All the news that can scare you
The current issue of Skeptic has an article critiquing modern news coverage. Among the examples of how the news gets it very wrong is its coverage of child molestation.
Media coverage has precisely inverted both the reality and risk of child sexual assault.
It explains:
According to the U. S. Department of Justice, in a given year there are about 88,000 documented cases of sexual abuse against juveniles. In the roughly 17,500 cases involving children between ages 6 and 11, strangers are the perpetrators just 5% of the time—and just 3% of the time when the victim is under age 6. (Further, more than a third of such molesters are themselves juveniles, who may not be true “predators” so much as confused or unruly teens.) Overall, the odds that one of America’s 48 million children under age 12 will encounter an adult pedophile at the local park are startlingly remote.
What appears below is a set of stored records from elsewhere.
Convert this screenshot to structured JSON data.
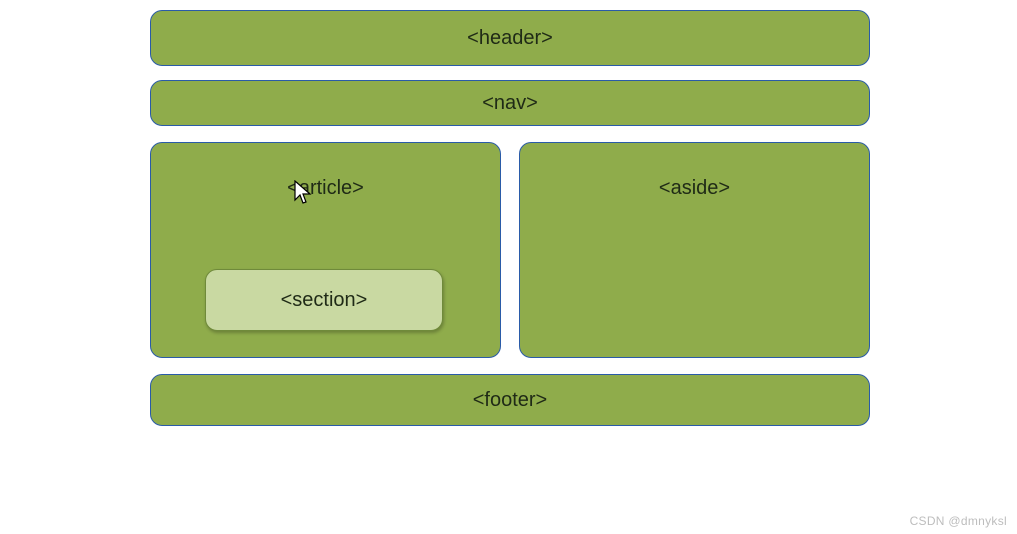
{
  "labels": {
    "header": "<header>",
    "nav": "<nav>",
    "article": "<article>",
    "section": "<section>",
    "aside": "<aside>",
    "footer": "<footer>"
  },
  "watermark": "CSDN @dmnyksl",
  "colors": {
    "box_fill": "#8fac4b",
    "box_border": "#2a5ba8",
    "section_fill": "#c9d9a2",
    "section_border": "#6f8a3a",
    "text": "#1f2a16"
  }
}
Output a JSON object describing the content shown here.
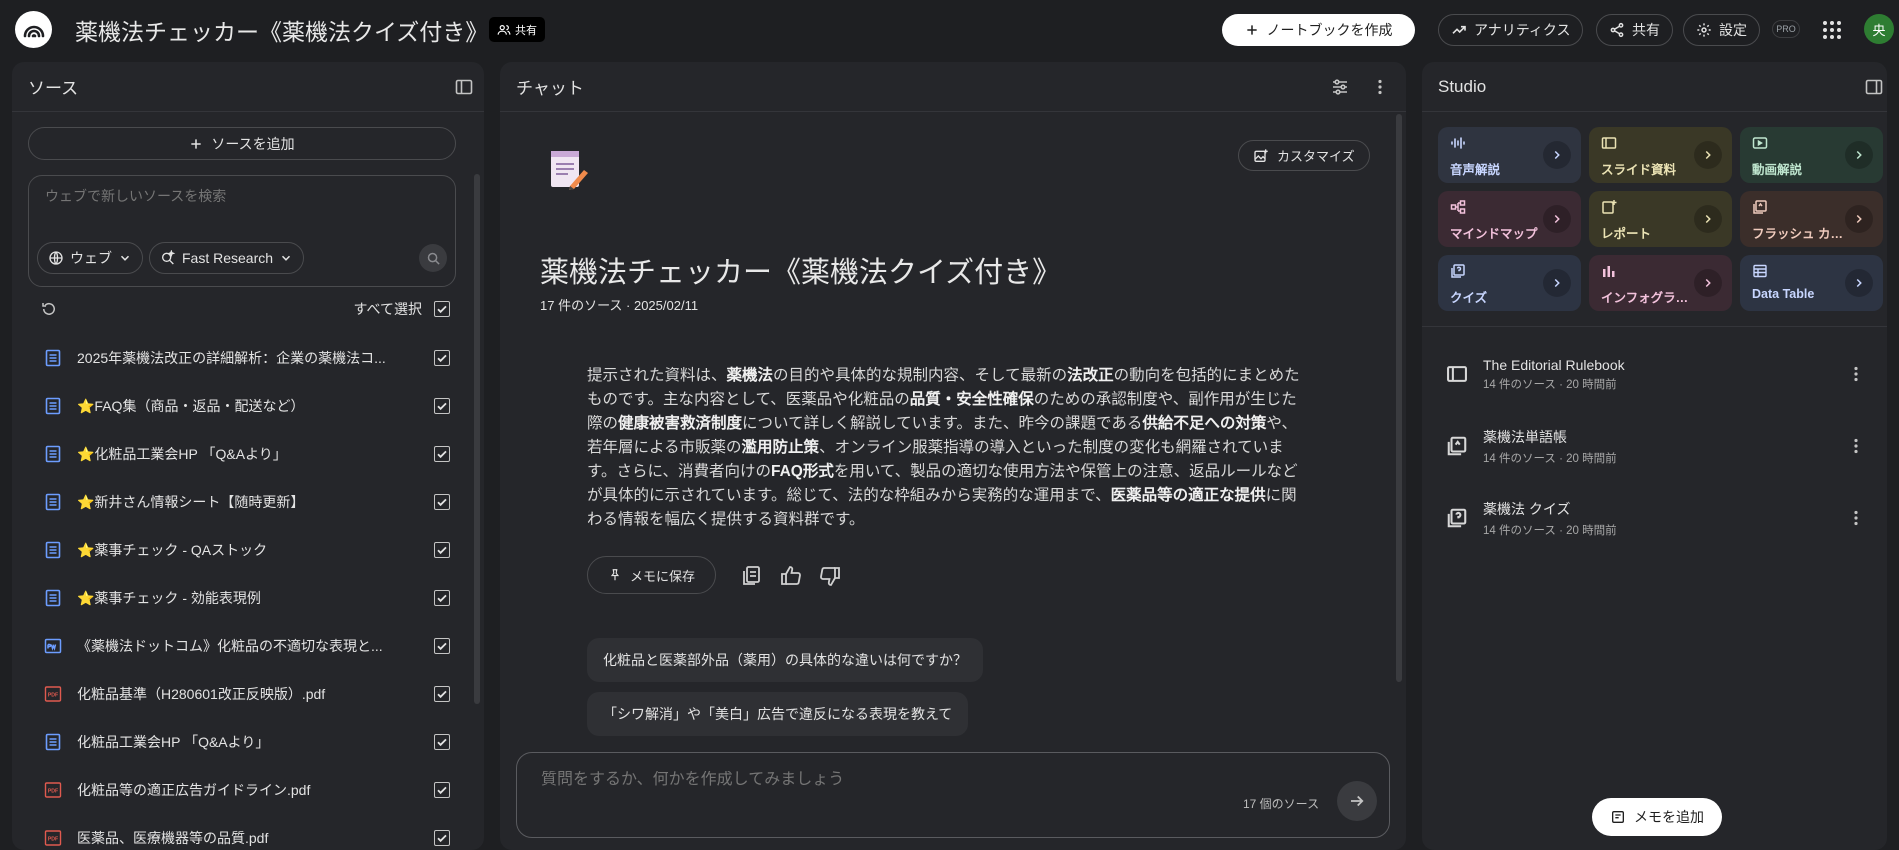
{
  "header": {
    "title": "薬機法チェッカー《薬機法クイズ付き》",
    "share_chip": "共有",
    "create_notebook": "ノートブックを作成",
    "analytics": "アナリティクス",
    "share": "共有",
    "settings": "設定",
    "pro_badge": "PRO",
    "avatar_initial": "央"
  },
  "sources": {
    "title": "ソース",
    "add_button": "ソースを追加",
    "search_placeholder": "ウェブで新しいソースを検索",
    "web_dropdown": "ウェブ",
    "research_dropdown": "Fast Research",
    "select_all": "すべて選択",
    "items": [
      {
        "name": "2025年薬機法改正の詳細解析：企業の薬機法コ...",
        "type": "doc"
      },
      {
        "name": "⭐FAQ集（商品・返品・配送など）",
        "type": "doc"
      },
      {
        "name": "⭐化粧品工業会HP 「Q&Aより」",
        "type": "doc"
      },
      {
        "name": "⭐新井さん情報シート【随時更新】",
        "type": "doc"
      },
      {
        "name": "⭐薬事チェック - QAストック",
        "type": "doc"
      },
      {
        "name": "⭐薬事チェック - 効能表現例",
        "type": "doc"
      },
      {
        "name": "《薬機法ドットコム》化粧品の不適切な表現と...",
        "type": "web"
      },
      {
        "name": "化粧品基準（H280601改正反映版）.pdf",
        "type": "pdf"
      },
      {
        "name": "化粧品工業会HP 「Q&Aより」",
        "type": "doc"
      },
      {
        "name": "化粧品等の適正広告ガイドライン.pdf",
        "type": "pdf"
      },
      {
        "name": "医薬品、医療機器等の品質.pdf",
        "type": "pdf"
      }
    ]
  },
  "chat": {
    "title": "チャット",
    "customize": "カスタマイズ",
    "notebook_title": "薬機法チェッカー《薬機法クイズ付き》",
    "notebook_meta": "17 件のソース · 2025/02/11",
    "summary_parts": [
      {
        "t": "提示された資料は、",
        "b": false
      },
      {
        "t": "薬機法",
        "b": true
      },
      {
        "t": "の目的や具体的な規制内容、そして最新の",
        "b": false
      },
      {
        "t": "法改正",
        "b": true
      },
      {
        "t": "の動向を包括的にまとめたものです。主な内容として、医薬品や化粧品の",
        "b": false
      },
      {
        "t": "品質・安全性確保",
        "b": true
      },
      {
        "t": "のための承認制度や、副作用が生じた際の",
        "b": false
      },
      {
        "t": "健康被害救済制度",
        "b": true
      },
      {
        "t": "について詳しく解説しています。また、昨今の課題である",
        "b": false
      },
      {
        "t": "供給不足への対策",
        "b": true
      },
      {
        "t": "や、若年層による市販薬の",
        "b": false
      },
      {
        "t": "濫用防止策",
        "b": true
      },
      {
        "t": "、オンライン服薬指導の導入といった制度の変化も網羅されています。さらに、消費者向けの",
        "b": false
      },
      {
        "t": "FAQ形式",
        "b": true
      },
      {
        "t": "を用いて、製品の適切な使用方法や保管上の注意、返品ルールなどが具体的に示されています。総じて、法的な枠組みから実務的な運用まで、",
        "b": false
      },
      {
        "t": "医薬品等の適正な提供",
        "b": true
      },
      {
        "t": "に関わる情報を幅広く提供する資料群です。",
        "b": false
      }
    ],
    "save_memo": "メモに保存",
    "suggestions": [
      "化粧品と医薬部外品（薬用）の具体的な違いは何ですか？",
      "「シワ解消」や「美白」広告で違反になる表現を教えて"
    ],
    "input_placeholder": "質問をするか、何かを作成してみましょう",
    "source_count": "17 個のソース"
  },
  "studio": {
    "title": "Studio",
    "tiles": [
      {
        "label": "音声解説",
        "icon": "audio-wave-icon",
        "bg": "#2f3440",
        "fg": "#c8d6ff"
      },
      {
        "label": "スライド資料",
        "icon": "slides-icon",
        "bg": "#3a3826",
        "fg": "#ebe3b4"
      },
      {
        "label": "動画解説",
        "icon": "video-icon",
        "bg": "#283a33",
        "fg": "#bfe6cf"
      },
      {
        "label": "マインドマップ",
        "icon": "mindmap-icon",
        "bg": "#3b2a33",
        "fg": "#f3c2dc"
      },
      {
        "label": "レポート",
        "icon": "report-icon",
        "bg": "#3a3826",
        "fg": "#ebe3b4"
      },
      {
        "label": "フラッシュ カード",
        "icon": "flashcard-icon",
        "bg": "#3b2e2a",
        "fg": "#f0cbbd"
      },
      {
        "label": "クイズ",
        "icon": "quiz-icon",
        "bg": "#2d3443",
        "fg": "#c8d6ff"
      },
      {
        "label": "インフォグラフィック",
        "icon": "infographic-icon",
        "bg": "#3b2a33",
        "fg": "#f3c2dc"
      },
      {
        "label": "Data Table",
        "icon": "table-icon",
        "bg": "#2d3443",
        "fg": "#c8d6ff"
      }
    ],
    "notes": [
      {
        "title": "The Editorial Rulebook",
        "meta": "14 件のソース · 20 時間前",
        "icon": "slides-icon"
      },
      {
        "title": "薬機法単語帳",
        "meta": "14 件のソース · 20 時間前",
        "icon": "flashcard-icon"
      },
      {
        "title": "薬機法 クイズ",
        "meta": "14 件のソース · 20 時間前",
        "icon": "quiz-icon"
      }
    ],
    "add_memo": "メモを追加"
  },
  "colors": {
    "background": "#1e1f22",
    "panel": "#25262a",
    "doc_icon": "#6d9dff",
    "pdf_icon": "#e05a4f"
  }
}
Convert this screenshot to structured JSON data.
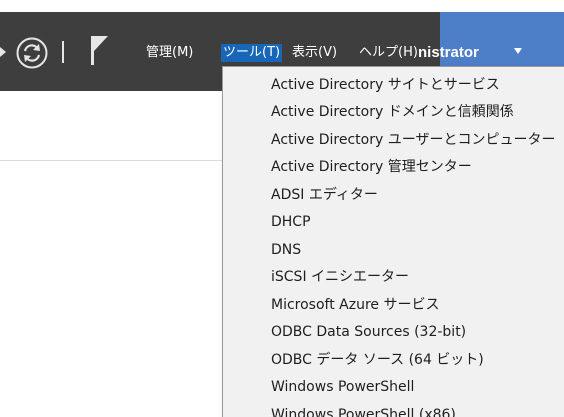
{
  "menubar": {
    "items": [
      {
        "label": "管理(M)",
        "active": false
      },
      {
        "label": "ツール(T)",
        "active": true
      },
      {
        "label": "表示(V)",
        "active": false
      },
      {
        "label": "ヘルプ(H)",
        "active": false
      }
    ]
  },
  "user": {
    "label": "nistrator"
  },
  "tools_menu": {
    "items": [
      "Active Directory サイトとサービス",
      "Active Directory ドメインと信頼関係",
      "Active Directory ユーザーとコンピューター",
      "Active Directory 管理センター",
      "ADSI エディター",
      "DHCP",
      "DNS",
      "iSCSI イニシエーター",
      "Microsoft Azure サービス",
      "ODBC Data Sources (32-bit)",
      "ODBC データ ソース (64 ビット)",
      "Windows PowerShell",
      "Windows PowerShell (x86)"
    ]
  },
  "colors": {
    "toolbar_bg": "#3e3e3e",
    "user_bar_bg": "#4d7fc9",
    "active_menu_bg": "#1766b8",
    "menu_bg": "#f1f1f1"
  },
  "icons": [
    "refresh-icon",
    "flag-icon",
    "chevron-down-icon"
  ]
}
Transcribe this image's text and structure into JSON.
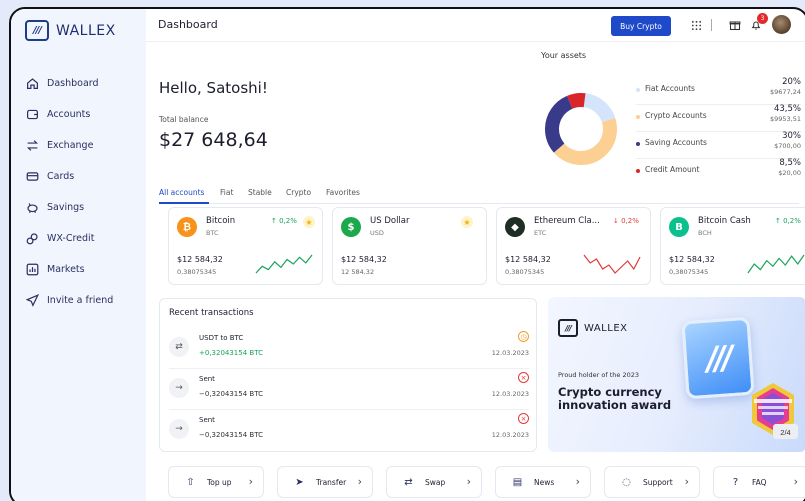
{
  "app": {
    "name": "WALLEX",
    "logo_glyph": "///"
  },
  "sidebar": {
    "items": [
      {
        "label": "Dashboard",
        "icon": "home-icon"
      },
      {
        "label": "Accounts",
        "icon": "wallet-icon"
      },
      {
        "label": "Exchange",
        "icon": "exchange-icon"
      },
      {
        "label": "Cards",
        "icon": "card-icon"
      },
      {
        "label": "Savings",
        "icon": "piggy-bank-icon"
      },
      {
        "label": "WX-Credit",
        "icon": "credit-icon"
      },
      {
        "label": "Markets",
        "icon": "chart-icon"
      },
      {
        "label": "Invite a friend",
        "icon": "send-icon"
      }
    ]
  },
  "header": {
    "title": "Dashboard",
    "buy_label": "Buy Crypto",
    "notification_count": "3"
  },
  "overview": {
    "greeting": "Hello, Satoshi!",
    "balance_label": "Total balance",
    "balance_value": "$27 648,64"
  },
  "assets": {
    "title": "Your assets",
    "items": [
      {
        "name": "Fiat Accounts",
        "pct": "20%",
        "amount": "$9677,24",
        "color": "#d3e4fb",
        "share": 0.2
      },
      {
        "name": "Crypto Accounts",
        "pct": "43,5%",
        "amount": "$9953,51",
        "color": "#fccf92",
        "share": 0.435
      },
      {
        "name": "Saving Accounts",
        "pct": "30%",
        "amount": "$700,00",
        "color": "#3a3a8a",
        "share": 0.3
      },
      {
        "name": "Credit Amount",
        "pct": "8,5%",
        "amount": "$20,00",
        "color": "#d8262b",
        "share": 0.085
      }
    ]
  },
  "tabs": [
    "All accounts",
    "Fiat",
    "Stable",
    "Crypto",
    "Favorites"
  ],
  "cards": [
    {
      "name": "Bitcoin",
      "ticker": "BTC",
      "change": "↑ 0,2%",
      "direction": "up",
      "starred": true,
      "balance": "$12 584,32",
      "sub": "0,38075345",
      "color": "#f7931a",
      "glyph": "₿",
      "spark": [
        6,
        12,
        9,
        16,
        11,
        18,
        14,
        20,
        15,
        22
      ]
    },
    {
      "name": "US Dollar",
      "ticker": "USD",
      "change": "",
      "direction": "none",
      "starred": true,
      "balance": "$12 584,32",
      "sub": "12 584,32",
      "color": "#1ba94c",
      "glyph": "$",
      "spark": []
    },
    {
      "name": "Ethereum Cla...",
      "ticker": "ETC",
      "change": "↓ 0,2%",
      "direction": "down",
      "starred": false,
      "balance": "$12 584,32",
      "sub": "0,38075345",
      "color": "#1d2f25",
      "glyph": "◆",
      "spark": [
        14,
        10,
        12,
        7,
        9,
        5,
        8,
        11,
        7,
        13
      ]
    },
    {
      "name": "Bitcoin Cash",
      "ticker": "BCH",
      "change": "↑ 0,2%",
      "direction": "up",
      "starred": false,
      "balance": "$12 584,32",
      "sub": "0,38075345",
      "color": "#0ac18e",
      "glyph": "B",
      "spark": [
        6,
        14,
        9,
        17,
        12,
        19,
        13,
        21,
        14,
        22
      ]
    }
  ],
  "transactions": {
    "title": "Recent transactions",
    "items": [
      {
        "name": "USDT to BTC",
        "amount": "+0,32043154 BTC",
        "date": "12.03.2023",
        "status": "pending",
        "status_glyph": "◷",
        "icon_glyph": "⇄",
        "positive": true
      },
      {
        "name": "Sent",
        "amount": "−0,32043154 BTC",
        "date": "12.03.2023",
        "status": "failed",
        "status_glyph": "×",
        "icon_glyph": "→",
        "positive": false
      },
      {
        "name": "Sent",
        "amount": "−0,32043154 BTC",
        "date": "12.03.2023",
        "status": "failed",
        "status_glyph": "×",
        "icon_glyph": "→",
        "positive": false
      }
    ]
  },
  "promo": {
    "brand": "WALLEX",
    "subtitle": "Proud holder of the 2023",
    "title": "Crypto currency innovation award",
    "badge_text": "FINTECH BREAKTHROUGH AWARD",
    "page": "2/4"
  },
  "quick_actions": [
    {
      "label": "Top up",
      "icon": "top-up-icon",
      "glyph": "⇧"
    },
    {
      "label": "Transfer",
      "icon": "transfer-icon",
      "glyph": "➤"
    },
    {
      "label": "Swap",
      "icon": "swap-icon",
      "glyph": "⇄"
    },
    {
      "label": "News",
      "icon": "news-icon",
      "glyph": "▤"
    },
    {
      "label": "Support",
      "icon": "support-icon",
      "glyph": "◌"
    },
    {
      "label": "FAQ",
      "icon": "faq-icon",
      "glyph": "?"
    }
  ]
}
The Child Molestation Research & Prevention Institute states: “Right now, 90% of our efforts go toward protecting our children from strangers, when what we need to do is focus 90% of our efforts toward protecting children from the abusers who are not strangers.” That’s a diplomatic way of phrasing the uncomfortable but factually supported truth: that if your child is not molested in your home—by you, your significant other, or someone else you invited in—chances are your child will never be molested anywhere.
That doesn't mean we shouldn't be concerned about evil strangers, only that the concern should be proportional and appropriate to the reality. People in positions of trust—family, teachers, clergy and the like—are the ones to be watched most closely. But the news likes a bogeyman on the loose. Aaaak! Run and hide! In front of your TV, of course, because next up on 24-hour Nooze, we pander to xenophobes!